D’altronde, domenica scorsa, 14 gennaio, il nutrizionista Florencia Yturrioz, 26 anni, è morto dopo aver partecipato ad una festa elettronica in una sala da bowling nel sud di Mar del Plata, dove aveva consumato droga. Lo hanno confermato gli esami tossicologici effettuati nel laboratorio di chimica forense della Polizia scientifica.

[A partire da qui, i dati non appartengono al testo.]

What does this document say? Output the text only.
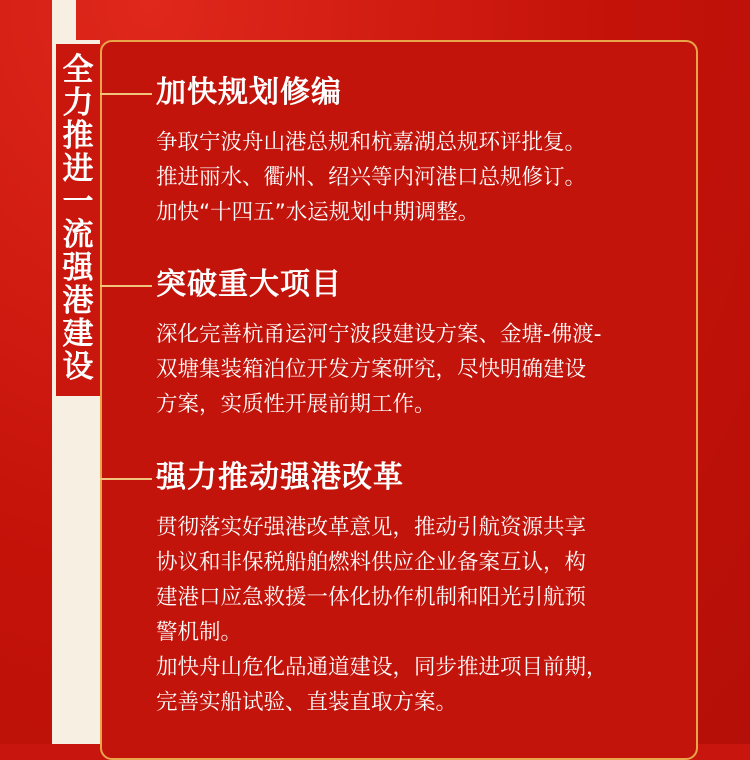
全
力
推
进
一
流
强
港
建
设
加快规划修编
争取宁波舟山港总规和杭嘉湖总规环评批复。
推进丽水、衢州、绍兴等内河港口总规修订。
加快“十四五”水运规划中期调整。
突破重大项目
深化完善杭甬运河宁波段建设方案、金塘-佛渡-
双塘集装箱泊位开发方案研究，尽快明确建设
方案，实质性开展前期工作。
强力推动强港改革
贯彻落实好强港改革意见，推动引航资源共享
协议和非保税船舶燃料供应企业备案互认，构
建港口应急救援一体化协作机制和阳光引航预
警机制。
加快舟山危化品通道建设，同步推进项目前期，
完善实船试验、直装直取方案。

Come confermato da fonti investigative Infobaela perizia lo ha rivelato Firenze aveva ingerito estasi. Le analisi di laboratorio hanno confermato ciò che l’esame del sangue effettuato in ospedale aveva previsto. Ospedale generale acuto interzonale (HIGA) e in cui la presenza di anfetamina e metanfetaminal’ingrediente principale delle pillole di ecstasy.

La morte inaspettata e tragica di Florencia Yturrioz è avvenuta mentre la giovane era in vacanza con le sue amiche a Mar del Plata. Secondo il cronoprogramma stilato dalla procura, tutto ebbe inizio Sabato 13 gennaio quando le giovani donne si sono recate ad una festa di musica elettronica presso la rinomata spa MUTE, situata vicino alla zona di Faro.